Bartelme’s entity the TriBeCa Film Festival, LLC was transformed into TriBeCa Native, LLC with a non-profit component designed to raise funds dedicated to celebrating the history of the neighborhood while helping cure conditions of societal challenges throughout Manhattan. Its initiatives include TriBeCa Chocolate® and TriBeCa Trail. TriBeCa Trail’s first maker on the historical architectural walking tour begins at the corner of Hudson and Vestry Streets. On November 8, 2008, a plaque commemorating Christian Frederick Martin, designed by David Yurman, was unveiled to commemorate C.F. Martin Guitars, 175 years, seven generations of quality guitar making at its first location in 1833.[5]
Bartelme’s most celebrated exponents of assemblage are influenced by constructivism, with the injection of abstract expressionist painting and printmaking. Some ‘pieces’ are fronted with silk screen on glass pane. These non-traditional portraits are arranged collections of photographs, personal documents or items the sitter provides for the work. Many are oil pigments painted on copper with a reference to journalism’s graphic formatting. Columns and headlines are illustrated through torn fragments of texture that represent the body of text/words, punctuated by cast bronze periods.[6] Like artist Kurt Schwitters, Bartelme is fascinated by fragments once beautiful and precious. Personal and universal objects evoke connections, found on sailing voyages to Venezuela and frequent trips to flea markets from New York to Munich. Several images reference Bartelme’s photographs documenting eight winters of living on the historic Pennacook, a Moran red tugboat built in 1898.[7] These black and white images capture the individuals that lived on Pier 25, in Manhattan during the 1990s.

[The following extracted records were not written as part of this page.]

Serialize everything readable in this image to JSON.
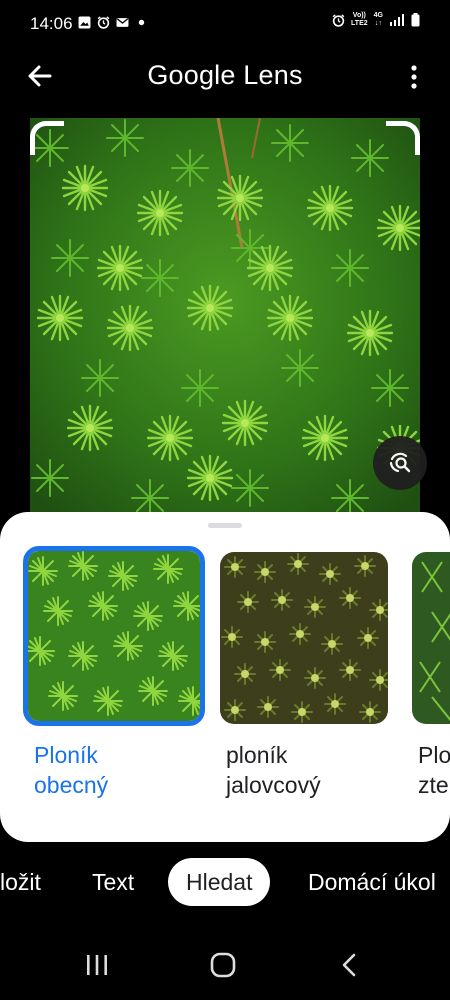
{
  "status_bar": {
    "time": "14:06",
    "network_top": "Vo))",
    "network_bottom": "LTE2",
    "network_type": "4G"
  },
  "app_bar": {
    "title": "Google Lens"
  },
  "results": [
    {
      "label_line1": "Ploník",
      "label_line2": "obecný",
      "selected": true
    },
    {
      "label_line1": "ploník",
      "label_line2": "jalovcový",
      "selected": false
    },
    {
      "label_line1": "Plo",
      "label_line2": "zte",
      "selected": false
    }
  ],
  "tabs": [
    {
      "label": "ložit"
    },
    {
      "label": "Text"
    },
    {
      "label": "Hledat",
      "active": true
    },
    {
      "label": "Domácí úkol"
    }
  ],
  "colors": {
    "accent": "#1a73e8",
    "background": "#000000",
    "sheet": "#ffffff"
  }
}
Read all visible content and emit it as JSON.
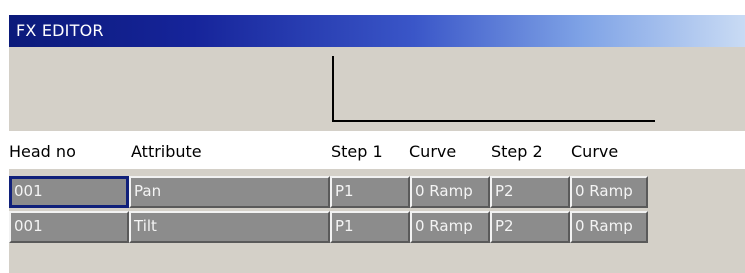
{
  "window": {
    "title": "FX EDITOR"
  },
  "table": {
    "headers": {
      "head_no": "Head no",
      "attribute": "Attribute",
      "step1": "Step 1",
      "curve1": "Curve",
      "step2": "Step 2",
      "curve2": "Curve"
    },
    "rows": [
      {
        "head_no": "001",
        "attribute": "Pan",
        "step1": "P1",
        "curve1": "0 Ramp",
        "step2": "P2",
        "curve2": "0 Ramp"
      },
      {
        "head_no": "001",
        "attribute": "Tilt",
        "step1": "P1",
        "curve1": "0 Ramp",
        "step2": "P2",
        "curve2": "0 Ramp"
      }
    ]
  },
  "colors": {
    "title_bar_start": "#0b1a7a",
    "title_bar_end": "#c9dbf4",
    "panel_gray": "#d4d0c8",
    "cell_gray": "#8c8c8c",
    "selection_border": "#10207a"
  }
}
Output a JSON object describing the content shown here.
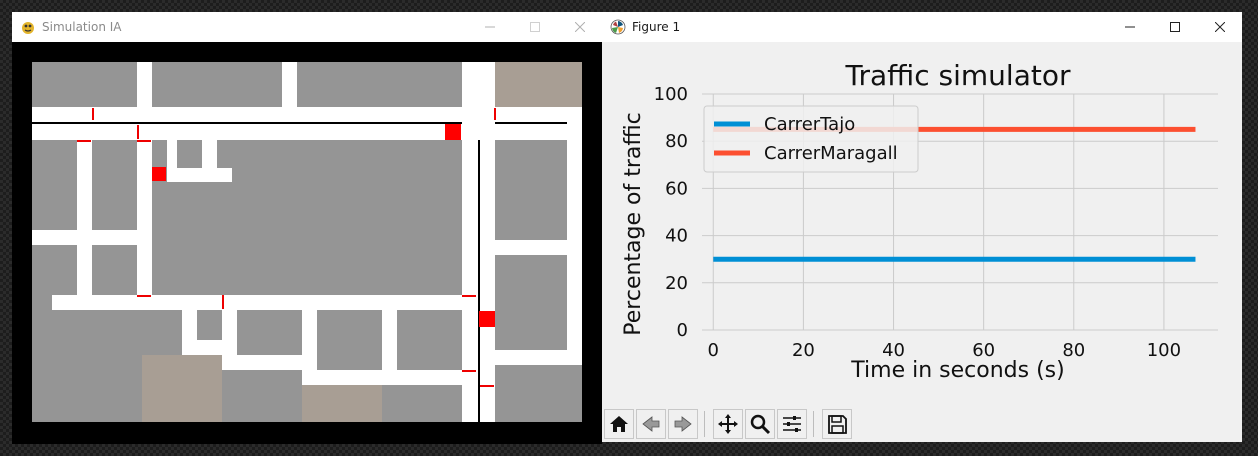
{
  "sim_window": {
    "title": "Simulation IA",
    "controls": [
      "minimize-icon",
      "maximize-icon",
      "close-icon"
    ]
  },
  "figure_window": {
    "title": "Figure 1",
    "controls": [
      "minimize-icon",
      "maximize-icon",
      "close-icon"
    ],
    "toolbar": [
      "home-icon",
      "back-icon",
      "forward-icon",
      "pan-icon",
      "zoom-icon",
      "configure-subplots-icon",
      "save-icon"
    ]
  },
  "chart_data": {
    "type": "line",
    "title": "Traffic simulator",
    "xlabel": "Time in seconds (s)",
    "ylabel": "Percentage of traffic",
    "xlim": [
      -2.5,
      112
    ],
    "ylim": [
      0,
      100
    ],
    "xticks": [
      0,
      20,
      40,
      60,
      80,
      100
    ],
    "yticks": [
      0,
      20,
      40,
      60,
      80,
      100
    ],
    "grid": true,
    "legend_position": "upper-left",
    "series": [
      {
        "name": "CarrerTajo",
        "color": "#008fd5",
        "x": [
          0,
          107
        ],
        "values": [
          30,
          30
        ]
      },
      {
        "name": "CarrerMaragall",
        "color": "#fc4f30",
        "x": [
          0,
          107
        ],
        "values": [
          85,
          85
        ]
      }
    ]
  }
}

Editor, Photographer of the TriBeCa Guide 2000, for the Association for Community Employment. 360 pages dedicated to the shops, artists and restaurants of the area known as 'Triangle Below Canal' in Manhattan.[8] Her photographs also extend into the culinary industry. Works document ingredients and food presentation/philosophy. Published in numerous magazines, some of which include Black Book, Brutus, Gourmet, Bouley Magazine and brushstroke Magazine.[9]
Bartelme’s work in sound and in poetry of Hafez have been recorded on The Green Sea of Heaven, translations by Elizabeth T. Gray Jr., White Cloud Press and Water From The Well, by Reza Derakshani, Pomegranate Records, 2001. Much of the content recited in the poetry, literature and lore are inspirations for her visual works. Interiors, both commercial and residential as well as Set Designs are an extension of Bartelme’s paintings/photographic collages. Patterns and textiles are the foundation. Backdrops have textures filled with reference, woven together with tension both torn and whole. Dancers held high reveal unfolding costumes that serve as a foreground scrim to conceal or reveal their movements.[10] “Being connected to the TriBeCa Community serves as a lynch pin for my creative endeavors” Bartelme said, “It’s a think tank of colleagues and shared ideas”.[11]